Castration-resistant prostate cancer (CRPC) has specific metabolic characteristics that could make it susceptible to new options for treatment, according to results from cell culture and mouse models of prostate cancer.1
The most common treatment for advanced prostate cancer is to remove androgen to prevent tumor growth, even though the initial effectiveness of this treatment can ultimately lead to CRPC.
“Using an innovative approach to integrate gene expression and metabolomics data, we identified key metabolic pathways that are altered in prostate cancer,” said corresponding author Arun Sreekumar, PhD, professor of Molecular and Cellular Biology, the Alkek Center for Molecular Discovery and the Verna and Marrs McLean department of Biochemistry and Molecular Biology at Baylor College of Medicine, Houston, Texas.
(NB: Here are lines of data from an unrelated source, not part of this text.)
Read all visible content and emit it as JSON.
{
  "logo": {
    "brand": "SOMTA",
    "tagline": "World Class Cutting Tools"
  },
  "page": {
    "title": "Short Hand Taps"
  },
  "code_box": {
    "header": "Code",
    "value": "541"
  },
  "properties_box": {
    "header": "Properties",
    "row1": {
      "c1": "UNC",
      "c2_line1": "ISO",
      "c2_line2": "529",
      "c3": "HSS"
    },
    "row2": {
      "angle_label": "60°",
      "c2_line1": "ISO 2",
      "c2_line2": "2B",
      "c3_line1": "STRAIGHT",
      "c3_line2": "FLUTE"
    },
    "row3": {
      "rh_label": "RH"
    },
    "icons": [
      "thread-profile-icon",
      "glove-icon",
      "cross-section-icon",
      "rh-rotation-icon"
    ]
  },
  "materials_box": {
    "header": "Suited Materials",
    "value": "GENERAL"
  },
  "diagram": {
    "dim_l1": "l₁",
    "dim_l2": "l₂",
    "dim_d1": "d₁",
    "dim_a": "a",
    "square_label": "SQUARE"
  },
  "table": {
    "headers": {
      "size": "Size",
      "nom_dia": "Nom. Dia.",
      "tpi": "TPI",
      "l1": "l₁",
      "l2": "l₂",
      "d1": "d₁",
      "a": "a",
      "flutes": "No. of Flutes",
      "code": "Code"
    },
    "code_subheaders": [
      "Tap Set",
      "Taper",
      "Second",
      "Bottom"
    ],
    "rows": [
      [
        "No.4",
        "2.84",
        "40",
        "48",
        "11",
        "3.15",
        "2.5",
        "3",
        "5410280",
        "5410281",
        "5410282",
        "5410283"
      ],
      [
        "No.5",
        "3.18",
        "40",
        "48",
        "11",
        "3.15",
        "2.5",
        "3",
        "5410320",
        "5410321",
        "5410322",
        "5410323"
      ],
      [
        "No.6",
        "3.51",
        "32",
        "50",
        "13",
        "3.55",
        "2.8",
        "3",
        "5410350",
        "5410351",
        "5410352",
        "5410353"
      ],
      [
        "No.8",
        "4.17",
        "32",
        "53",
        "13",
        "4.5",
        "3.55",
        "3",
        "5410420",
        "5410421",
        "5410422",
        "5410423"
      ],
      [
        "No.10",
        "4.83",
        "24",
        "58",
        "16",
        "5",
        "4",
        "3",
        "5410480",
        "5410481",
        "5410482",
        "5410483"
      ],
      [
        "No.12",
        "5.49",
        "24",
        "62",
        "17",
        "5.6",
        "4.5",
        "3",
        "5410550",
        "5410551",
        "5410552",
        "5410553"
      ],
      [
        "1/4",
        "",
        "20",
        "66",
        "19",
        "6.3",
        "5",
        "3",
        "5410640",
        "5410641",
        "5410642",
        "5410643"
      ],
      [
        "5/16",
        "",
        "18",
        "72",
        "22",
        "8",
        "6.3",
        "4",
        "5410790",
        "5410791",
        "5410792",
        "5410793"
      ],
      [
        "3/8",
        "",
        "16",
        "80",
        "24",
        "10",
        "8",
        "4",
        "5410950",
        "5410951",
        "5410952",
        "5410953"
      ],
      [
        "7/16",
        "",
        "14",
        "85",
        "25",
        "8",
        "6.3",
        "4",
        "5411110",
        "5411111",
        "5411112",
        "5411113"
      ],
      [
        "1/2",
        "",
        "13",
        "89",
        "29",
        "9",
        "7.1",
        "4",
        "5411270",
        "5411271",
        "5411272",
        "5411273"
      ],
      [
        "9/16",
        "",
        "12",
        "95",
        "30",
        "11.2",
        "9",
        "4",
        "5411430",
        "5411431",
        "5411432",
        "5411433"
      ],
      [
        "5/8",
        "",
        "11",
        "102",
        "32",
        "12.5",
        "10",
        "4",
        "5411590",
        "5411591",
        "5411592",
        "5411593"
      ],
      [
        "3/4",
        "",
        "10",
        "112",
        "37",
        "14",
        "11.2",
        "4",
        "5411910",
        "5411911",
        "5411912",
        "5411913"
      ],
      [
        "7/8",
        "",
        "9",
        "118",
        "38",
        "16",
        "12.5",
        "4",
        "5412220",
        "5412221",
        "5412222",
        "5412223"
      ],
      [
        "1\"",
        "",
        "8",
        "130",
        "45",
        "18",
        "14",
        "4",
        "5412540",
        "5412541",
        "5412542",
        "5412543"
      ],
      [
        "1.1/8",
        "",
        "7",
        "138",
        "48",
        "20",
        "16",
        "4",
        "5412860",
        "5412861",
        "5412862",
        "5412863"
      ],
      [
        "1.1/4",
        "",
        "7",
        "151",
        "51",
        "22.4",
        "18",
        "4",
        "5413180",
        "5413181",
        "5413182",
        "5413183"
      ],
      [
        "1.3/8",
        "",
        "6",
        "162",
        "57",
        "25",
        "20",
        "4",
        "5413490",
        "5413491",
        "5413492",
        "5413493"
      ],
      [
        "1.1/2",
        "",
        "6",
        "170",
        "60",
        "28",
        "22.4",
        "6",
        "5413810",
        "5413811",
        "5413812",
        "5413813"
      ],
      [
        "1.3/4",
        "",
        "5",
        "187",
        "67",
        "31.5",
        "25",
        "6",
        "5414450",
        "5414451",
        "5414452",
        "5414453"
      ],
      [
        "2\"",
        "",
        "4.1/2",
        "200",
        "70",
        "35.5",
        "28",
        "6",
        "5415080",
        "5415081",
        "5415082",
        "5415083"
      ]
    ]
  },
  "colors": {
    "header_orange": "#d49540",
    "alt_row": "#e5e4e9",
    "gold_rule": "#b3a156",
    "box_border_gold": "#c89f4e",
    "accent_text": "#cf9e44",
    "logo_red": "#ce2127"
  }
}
“Of these metabolic pathways, the hexosamine biosynthetic pathway (HBP) showed significant alterations.”
This study, published in Nature Communications, revealed that HBP is significantly less active in CRPC than in androgen-dependent prostate cancers. Reductions in HBP activity are likely to promote growth of tumors.
“When we experimentally knocked down genes involved in HBP in cells similar to CRPC tumor cells, the cells responded with a marked increase in proliferation, both in cell culture and animal experiments,” said Sreekumar.
“When the cells with reduced HBP received UDP-N-acetylglucosamine, a product of this metabolic pathway they lacked, the cells slowed down their growth.”
Researchers administered UDP-N-acetylglucosamine and the clinically used anti-androgen enzalutamide to the CRPC cultured cells. The results were even greater reductions in growth of the disease. These results occurred in spite of the general resistance to anti-androgen therapy that characterizes CRPC.
“This result is particularly noteworthy because our cells were essentially resistant to enzalutamide alone,” said Sreekumar.
These results suggest that studying the features of metabolism of tumors that are resistant to other treatments could result in the discovery of new targets to treat cancer. The identification of HBP as a therapeutic target for CRPC might result in future treatment options for a disease that kills 30 000 people annually in the United States.
1. Kaushik AK, Shojaie A, Panzitt K, et al. Inhibition of the hexosamine biosynthetic pathway promotes castration-resistant prostate cancer [published online May 19, 2016]. Nat Commun. doi:10.1038/ncomms11612.